Comparative Example No. 50 was inferior in the bending strengths of the centrifugal cast steel and the braze material due to the high value of Cr+Fe. Comparative Example No. 51 showed an increase in the liquidus-line temperature of the centrifugal cast steel due to the low value of P+Si. Comparative Example No. 52 was inferior in the bending strengths of the centrifugal cast steel and the braze material, and showed an increase in the liquidus-line temperature of the centrifugal cast steel due to the high Si content and the high value of P+Si.

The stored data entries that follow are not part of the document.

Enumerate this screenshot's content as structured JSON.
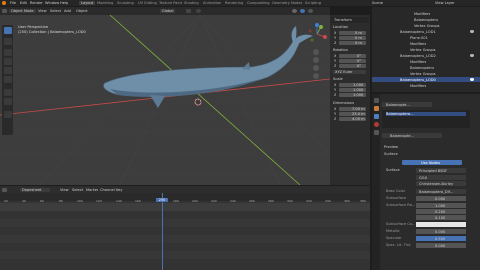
{
  "app": {
    "title": "Scene",
    "view_layer": "View Layer"
  },
  "menu": [
    "File",
    "Edit",
    "Render",
    "Window",
    "Help"
  ],
  "workspaces": [
    "Layout",
    "Modeling",
    "Sculpting",
    "UV Editing",
    "Texture Paint",
    "Shading",
    "Animation",
    "Rendering",
    "Compositing",
    "Geometry Nodes",
    "Scripting"
  ],
  "header3d": {
    "mode": "Object Mode",
    "view": "View",
    "select": "Select",
    "add": "Add",
    "object": "Object",
    "orientation": "Global"
  },
  "viewport_info": {
    "line1": "User Perspective",
    "line2": "(250) Collection | Balaenopteru_LOD0"
  },
  "npanel": {
    "transform_label": "Transform",
    "location_label": "Location",
    "location": [
      {
        "axis": "X",
        "val": "0 m"
      },
      {
        "axis": "Y",
        "val": "0 m"
      },
      {
        "axis": "Z",
        "val": "0 m"
      }
    ],
    "rotation_label": "Rotation",
    "rotation": [
      {
        "axis": "X",
        "val": "0°"
      },
      {
        "axis": "Y",
        "val": "0°"
      },
      {
        "axis": "Z",
        "val": "0°"
      }
    ],
    "mode": "XYZ Euler",
    "scale_label": "Scale",
    "scale": [
      {
        "axis": "X",
        "val": "1.000"
      },
      {
        "axis": "Y",
        "val": "1.000"
      },
      {
        "axis": "Z",
        "val": "1.000"
      }
    ],
    "dimensions_label": "Dimensions",
    "dimensions": [
      {
        "axis": "X",
        "val": "7.00 m"
      },
      {
        "axis": "Y",
        "val": "23.0 m"
      },
      {
        "axis": "Z",
        "val": "4.00 m"
      }
    ]
  },
  "outliner": {
    "rows": [
      {
        "name": "Modifiers"
      },
      {
        "name": "Balaenopteru"
      },
      {
        "name": "Vertex Groups"
      },
      {
        "name": "Balaenopteru_LOD1"
      },
      {
        "name": "Plane.001"
      },
      {
        "name": "Modifiers"
      },
      {
        "name": "Vertex Groups"
      },
      {
        "name": "Balaenopteru_LOD2"
      },
      {
        "name": "Modifiers"
      },
      {
        "name": "Balaenopteru"
      },
      {
        "name": "Vertex Groups"
      },
      {
        "name": "Balaenopteru_LOD0"
      },
      {
        "name": "Modifiers"
      }
    ]
  },
  "props": {
    "object_name": "Balaenopte...",
    "mat_name": "Balaenopte...",
    "material_slot": "Balaenoptera...",
    "preview_label": "Preview",
    "surface_label": "Surface",
    "use_nodes": "Use Nodes",
    "surface_row": {
      "label": "Surface",
      "value": "Principled BSDF"
    },
    "ggx": "GGX",
    "christensen": "Christensen-Burley",
    "rows": [
      {
        "label": "Base Color",
        "value": "Balaenoptera_Dif..."
      },
      {
        "label": "Subsurface",
        "value": "0.000"
      },
      {
        "label": "Subsurface Ra...",
        "value": "1.000"
      },
      {
        "label": "",
        "value": "0.200"
      },
      {
        "label": "",
        "value": "0.100"
      },
      {
        "label": "Subsurface Co...",
        "value": ""
      },
      {
        "label": "Metallic",
        "value": "0.000"
      },
      {
        "label": "Specular",
        "value": "0.500"
      },
      {
        "label": "Spec. Lit. Tint",
        "value": "0.000"
      }
    ]
  },
  "dopesheet": {
    "mode": "Dopesheet",
    "menus": [
      "View",
      "Select",
      "Marker",
      "Channel",
      "Key"
    ],
    "current_frame": "250"
  },
  "timeline_ticks": [
    "20",
    "40",
    "60",
    "80",
    "100",
    "120",
    "140",
    "160",
    "180",
    "200",
    "220",
    "240",
    "260",
    "280",
    "300",
    "320",
    "340",
    "360",
    "380"
  ],
  "colors": {
    "accent": "#4772b3",
    "x_axis": "#c94a4a",
    "y_axis": "#7fb03c",
    "z_axis": "#3f7fd6"
  }
}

Comparative Example No. 53 showed an increase in the liquidus-line temperature of the centrifugal cast steel, and was inferior in the corrosion resistance of the braze material due to the high value of B+C.

Comparative Example Nos. 54 to 56 showed increases in the liquidus-line temperatures of the centrifugal cast steels due to the high values of Mo+Co+Mn+V. Comparative Example No. 57 was inferior in the bending strengths of the centrifugal cast steel and the braze material due to the high value of Si+Zn+Bi. In contrast, it can be understood that all of Nos. 1 to 39 which are present invention examples have the high bending strengths of the centrifugal cast steels, show the low liquidus-line temperature and the low solidus-line temperature which are not increased, have the high bending strengths of the braze materials, and, in addition, are superior in corrosion resistance because of satisfying the conditions of the present invention.

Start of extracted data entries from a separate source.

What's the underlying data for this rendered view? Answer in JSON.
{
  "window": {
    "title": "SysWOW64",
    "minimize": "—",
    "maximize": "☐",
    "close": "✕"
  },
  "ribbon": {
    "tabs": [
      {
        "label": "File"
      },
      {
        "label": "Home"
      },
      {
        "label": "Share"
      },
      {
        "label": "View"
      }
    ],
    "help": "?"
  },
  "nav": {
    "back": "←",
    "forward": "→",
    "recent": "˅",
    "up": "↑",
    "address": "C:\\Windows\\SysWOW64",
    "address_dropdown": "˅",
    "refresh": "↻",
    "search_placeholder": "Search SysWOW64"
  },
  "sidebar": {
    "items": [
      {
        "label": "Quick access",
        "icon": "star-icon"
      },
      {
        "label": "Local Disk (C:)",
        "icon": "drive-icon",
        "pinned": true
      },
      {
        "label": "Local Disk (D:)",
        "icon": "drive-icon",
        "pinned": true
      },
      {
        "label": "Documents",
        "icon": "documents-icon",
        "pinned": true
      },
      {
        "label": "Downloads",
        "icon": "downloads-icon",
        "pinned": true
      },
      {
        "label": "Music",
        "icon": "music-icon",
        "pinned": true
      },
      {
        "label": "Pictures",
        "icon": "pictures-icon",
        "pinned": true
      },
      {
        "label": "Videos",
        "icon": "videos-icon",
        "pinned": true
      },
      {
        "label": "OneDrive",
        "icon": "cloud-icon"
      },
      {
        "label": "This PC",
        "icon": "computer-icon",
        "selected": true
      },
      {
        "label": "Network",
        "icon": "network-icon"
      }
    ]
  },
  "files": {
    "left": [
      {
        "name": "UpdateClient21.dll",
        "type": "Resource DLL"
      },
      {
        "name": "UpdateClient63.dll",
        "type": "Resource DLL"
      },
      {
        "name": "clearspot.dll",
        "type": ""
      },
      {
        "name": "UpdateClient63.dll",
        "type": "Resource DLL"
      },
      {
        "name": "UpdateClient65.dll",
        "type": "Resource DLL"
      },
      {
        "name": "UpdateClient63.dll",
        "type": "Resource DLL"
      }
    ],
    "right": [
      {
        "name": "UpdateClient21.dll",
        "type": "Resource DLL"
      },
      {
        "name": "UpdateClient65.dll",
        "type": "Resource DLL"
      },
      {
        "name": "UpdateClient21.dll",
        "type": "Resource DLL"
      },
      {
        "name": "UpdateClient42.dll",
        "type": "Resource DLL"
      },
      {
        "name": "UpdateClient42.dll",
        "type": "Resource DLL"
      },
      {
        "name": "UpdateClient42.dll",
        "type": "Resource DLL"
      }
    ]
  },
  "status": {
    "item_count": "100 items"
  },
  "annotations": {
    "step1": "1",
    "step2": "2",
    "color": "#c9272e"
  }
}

As described above, in accordance with the present invention, a decrease in melting point and an increase in strength are possible, and there is provided a Ni—Cr—Fe-based alloy brazing filler material which has a low melting temperature, and is inexpensive and excellent in corrosion resistance and in strength, for use in manufacture of stainless-steel heat exchangers or the like.

Claims

1. A Ni—Cr—Fe-based alloy brazing filler material, comprising, in mass %,

Cr: 15 to 30%;

Fe: 15 to 30%;

Cu: 2.1 to 7.5%;

P: 3 to 12%; and

Si: 0 to 8%; and

the balance being Ni and unavoidable impurities,

wherein the total content of Cr and Fe is 30 to 54%, and the total content of P and Si is 7 to 14%.

2. The Ni—Cr—Fe-based alloy brazing filler material according to claim 1, comprising:

1% or less in total of at least one of B and C;

5% or less in total of at least one of Mo, Co, Mn, and V; and/or

2% or less in total of at least one of Sn, Zn, and Bi.

3. The Ni—Cr—Fe-based alloy brazing filler material according to claim 1, wherein the content of Cu is more than 2.5% and less than 6%.

4. The Ni—Cr—Fe-based alloy brazing filler material according to claim 1, wherein the total content of P+Si is more than 8% and less than 13%.

5. The Ni—Cr—Fe-based alloy brazing filler material according to claim 1, wherein the content of Cu is more than 3% and less than 6%, and the total content of P+Si is more than 8% and less than 13%.